How does 1Control's cost compare to a wired KNX system?
A traditional home-automation system starts at around £5,000–£10,000 / €6,000–€12,000 fully installed for a small entry-level scope. With 1Control you can make your gate and front door smart for around £350–£420 / €400–€500 (SOLO + DORY), with an extra £85 / €100 for LINK if you want remote control and voice. On access points specifically, that lands at roughly 5–10% of the cost of an equivalent wired install on the same scope — with no installer and no building works.
Can I use 1Control if I already have a home-automation system?
Yes. 1Control devices are self-contained and they do not interfere with any existing home-automation system. Via LINK they integrate with Alexa or Google Home, so you can drop the gate-open and door-open commands inside scenes you've already configured in your wired system (for example a "leaving the house" scene that switches off the lights, lowers the blinds and opens the gate as you drive out).
Do I need an electrician to install SOLO or DORY?

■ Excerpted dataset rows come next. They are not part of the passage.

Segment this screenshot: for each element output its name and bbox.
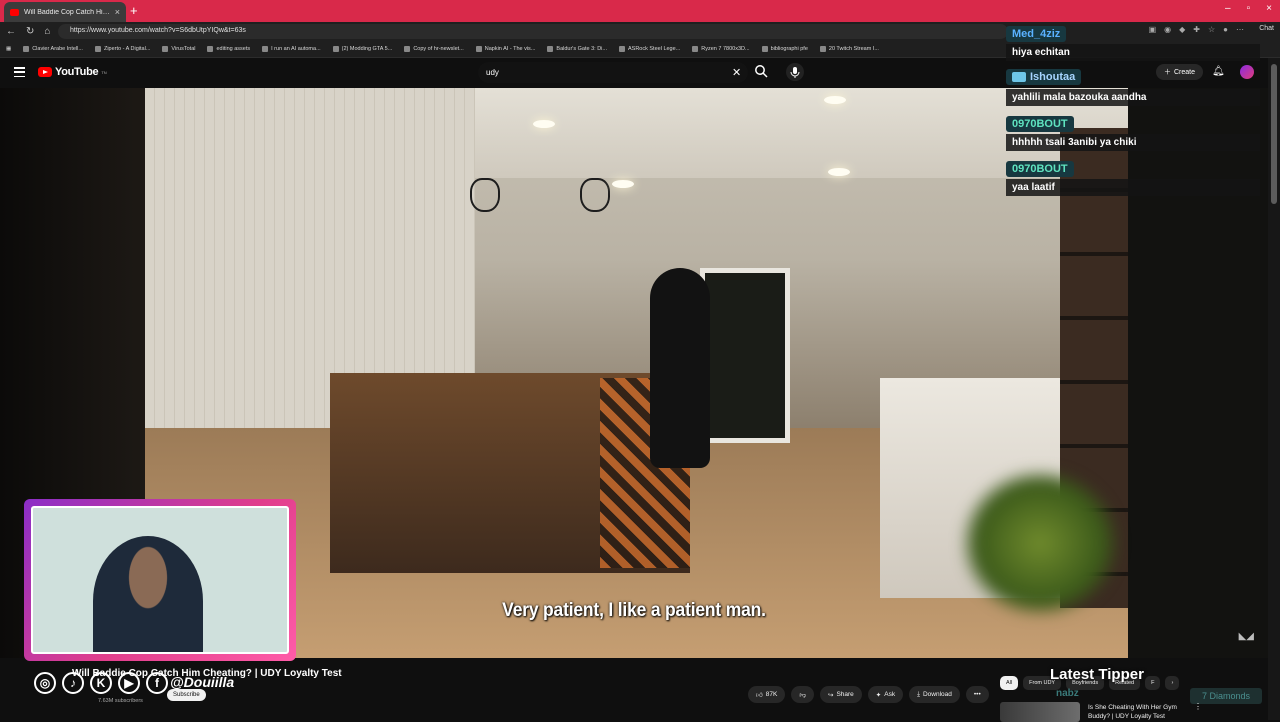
bookmark[interactable]: Ryzen 7 7800x3D... (692, 46, 750, 52)
bookmark[interactable]: Ziperto - A Digital... (94, 46, 150, 52)
subscribe-button[interactable]: Subscribe (167, 689, 206, 701)
page-scrollbar[interactable] (1268, 58, 1280, 720)
back-icon[interactable]: ← (6, 26, 16, 37)
recommended-video-title[interactable]: Is She Cheating With Her Gym Buddy? | UD… (1088, 703, 1188, 721)
pendant-lamp (580, 178, 610, 212)
youtube-play-icon (38, 67, 52, 77)
ask-button[interactable]: ✦ Ask (867, 686, 904, 703)
chat-message: Ishoutaa yahlili mala bazouka aandha (1006, 69, 1260, 106)
clear-search-icon[interactable]: ✕ (732, 66, 741, 79)
bookmark[interactable]: editing assets (207, 46, 250, 52)
thumbs-up-icon: 👍︎ (756, 691, 763, 699)
ceiling-light (828, 168, 850, 176)
microphone-icon[interactable] (786, 63, 804, 81)
chat-text: hiya echitan (1006, 44, 1260, 61)
search-icon[interactable] (754, 64, 768, 78)
ceiling-light (824, 96, 846, 104)
share-icon: ↪ (827, 691, 834, 699)
address-bar[interactable]: https://www.youtube.com/watch?v=S6dbUtpY… (58, 24, 1008, 39)
youtube-logo[interactable]: YouTube TN (38, 66, 107, 78)
chat-message: 0970BOUT hhhhh tsali 3anibi ya chiki (1006, 114, 1260, 151)
video-door (700, 268, 790, 443)
bookmark[interactable]: Clavier Arabe Intell... (23, 46, 83, 52)
chat-username: 0970BOUT (1006, 116, 1074, 132)
chip-partial[interactable]: F (1145, 676, 1161, 690)
browser-tab-strip: Will Baddie Cop Catch Him Ch × + – ▫ × (0, 0, 1280, 22)
youtube-wordmark: YouTube (55, 66, 99, 78)
hamburger-menu-icon[interactable] (14, 67, 25, 77)
chat-text: hhhhh tsali 3anibi ya chiki (1006, 134, 1260, 151)
channel-watermark-icon: ◣◢ (1238, 631, 1254, 642)
scrollbar-thumb[interactable] (1271, 64, 1277, 204)
tab-close-icon[interactable]: × (115, 7, 120, 17)
youtube-favicon-icon (10, 8, 19, 16)
streamer (93, 536, 203, 652)
video-plant (960, 468, 1120, 618)
video-actions: 👍︎ 87K 👎︎ ↪ Share ✦ Ask ⤓ Download ••• (748, 686, 989, 703)
recommended-video-thumbnail[interactable] (1000, 702, 1080, 722)
browser-tab[interactable]: Will Baddie Cop Catch Him Ch × (4, 2, 126, 22)
search-input[interactable] (486, 65, 716, 80)
video-info-bar: ◎ ♪ K ▶ f Will Baddie Cop Catch Him Chea… (0, 662, 1268, 722)
ceiling-light (612, 180, 634, 188)
webcam-feed (31, 506, 289, 654)
bookmark[interactable]: Napkin AI - The vis... (475, 46, 535, 52)
streamer-webcam-frame (24, 499, 296, 661)
latest-tipper-heading: Latest Tipper (1050, 666, 1144, 683)
reload-icon[interactable]: ↻ (26, 26, 34, 37)
latest-tipper-name: nabz (1056, 688, 1079, 699)
like-count: 87K (765, 691, 778, 698)
pendant-lamp (470, 178, 500, 212)
bookmark[interactable]: I run an AI automa... (262, 46, 321, 52)
browser-chat-button[interactable]: Chat (1259, 25, 1274, 32)
chat-text: yahlili mala bazouka aandha (1006, 89, 1260, 106)
chat-text: yaa laatif (1006, 179, 1260, 196)
sparkle-icon: ✦ (875, 691, 882, 699)
chat-message: 0970BOUT yaa laatif (1006, 159, 1260, 196)
bookmark[interactable]: ASRock Steel Lege... (618, 46, 680, 52)
search-box (478, 62, 748, 83)
apps-icon[interactable]: ▦ (6, 46, 11, 52)
chip-all[interactable]: All (1000, 676, 1019, 690)
download-icon: ⤓ (917, 690, 920, 698)
streamer-handle: @Douiilla (170, 674, 235, 690)
chat-user-block: Ishoutaa (1006, 69, 1082, 85)
bookmark[interactable]: VirusTotal (162, 46, 195, 52)
stream-chat-overlay: Med_4ziz hiya echitan Ishoutaa yahlili m… (1006, 24, 1260, 204)
chat-badge-icon (1012, 72, 1026, 82)
maximize-button[interactable]: ▫ (1247, 3, 1251, 14)
share-button[interactable]: ↪ Share (819, 686, 862, 703)
tab-title: Will Baddie Cop Catch Him Ch (24, 8, 110, 16)
video-person (650, 268, 710, 468)
ask-label: Ask (884, 691, 896, 698)
bookmark[interactable]: Baldur's Gate 3: Di... (547, 46, 607, 52)
minimize-button[interactable]: – (1225, 3, 1231, 14)
subscriber-count: 7.63M subscribers (98, 698, 143, 704)
chips-next-chevron-icon[interactable]: › (1165, 676, 1180, 690)
new-tab-button[interactable]: + (130, 3, 138, 18)
download-button[interactable]: ⤓ Download (909, 686, 960, 703)
chat-username: Med_4ziz (1006, 26, 1067, 42)
bookmark[interactable]: (2) Modding GTA 5... (332, 46, 392, 52)
bookmark[interactable]: Copy of hr-newslet... (404, 46, 464, 52)
close-window-button[interactable]: × (1266, 3, 1272, 14)
chat-username: 0970BOUT (1006, 161, 1074, 177)
ceiling-light (533, 120, 555, 128)
bookmark[interactable]: bibliographi pfe (761, 46, 808, 52)
thumbs-down-icon: 👎︎ (799, 691, 806, 699)
country-code: TN (101, 69, 107, 75)
download-label: Download (922, 691, 952, 698)
recommended-more-icon[interactable]: ⋮ (1194, 702, 1202, 711)
chat-message: Med_4ziz hiya echitan (1006, 24, 1260, 61)
more-actions-button[interactable]: ••• (965, 686, 989, 703)
share-label: Share (836, 691, 854, 698)
chat-username: Ishoutaa (1030, 71, 1076, 83)
home-icon[interactable]: ⌂ (44, 26, 50, 37)
dislike-button[interactable]: 👎︎ (791, 686, 814, 703)
instagram-icon: ◎ (34, 672, 56, 694)
window-controls: – ▫ × (1225, 3, 1272, 14)
bookmark[interactable]: 20 Twitch Stream I... (819, 46, 879, 52)
like-button[interactable]: 👍︎ 87K (748, 686, 786, 703)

No. SOLO mounts on a wall or post with a bracket and runs on batteries — there is nothing to wire in. DORY replaces the existing Euro cylinder with the same procedure you would follow to change your keys: one side screw, the old cylinder out, DORY in. The 1Control website has step-by-step videos for both, and most customers complete the install on a Saturday morning without help.
Does it work without internet?
Yes, locally over Bluetooth. SOLO, DORY and LOCO talk directly to the smartphone over Bluetooth Low Energy: no data connection is needed to open the gate or the door. Internet (and the LINK hub) only come into play if you want to open from outside the home, integrate Alexa, or view the access log in the cloud. If your router is down, the front door still opens normally.
What happens if DORY's batteries die?
You open with the traditional mechanical key, exactly as you would with a non-smart lock. DORY is designed precisely so it cannot lock you out: the cylinder keeps a mechanical section that works with flat batteries. The CR2 cells last around a year in normal use and the app warns you well in advance when it is time to change them.
The bottom line: hybrid is the future
Traditional home automation and modular smart home aren't really competitors: they answer different needs and they show up at different moments in a property's life. Home automation makes sense when you are building or running a major renovation and you want a fully integrated system. Modular smart home makes sense in every other case — and in most homes that's where we live.
If your house is already lived in and you want to start from the points you actually use every day, start from the access points. The gate and the front door are the fastest way to find out what really changes in daily life. Made in Italy, patented, gateway-free by default, with one unified app for the whole ecosystem: that is our take on a smart home — no building works required.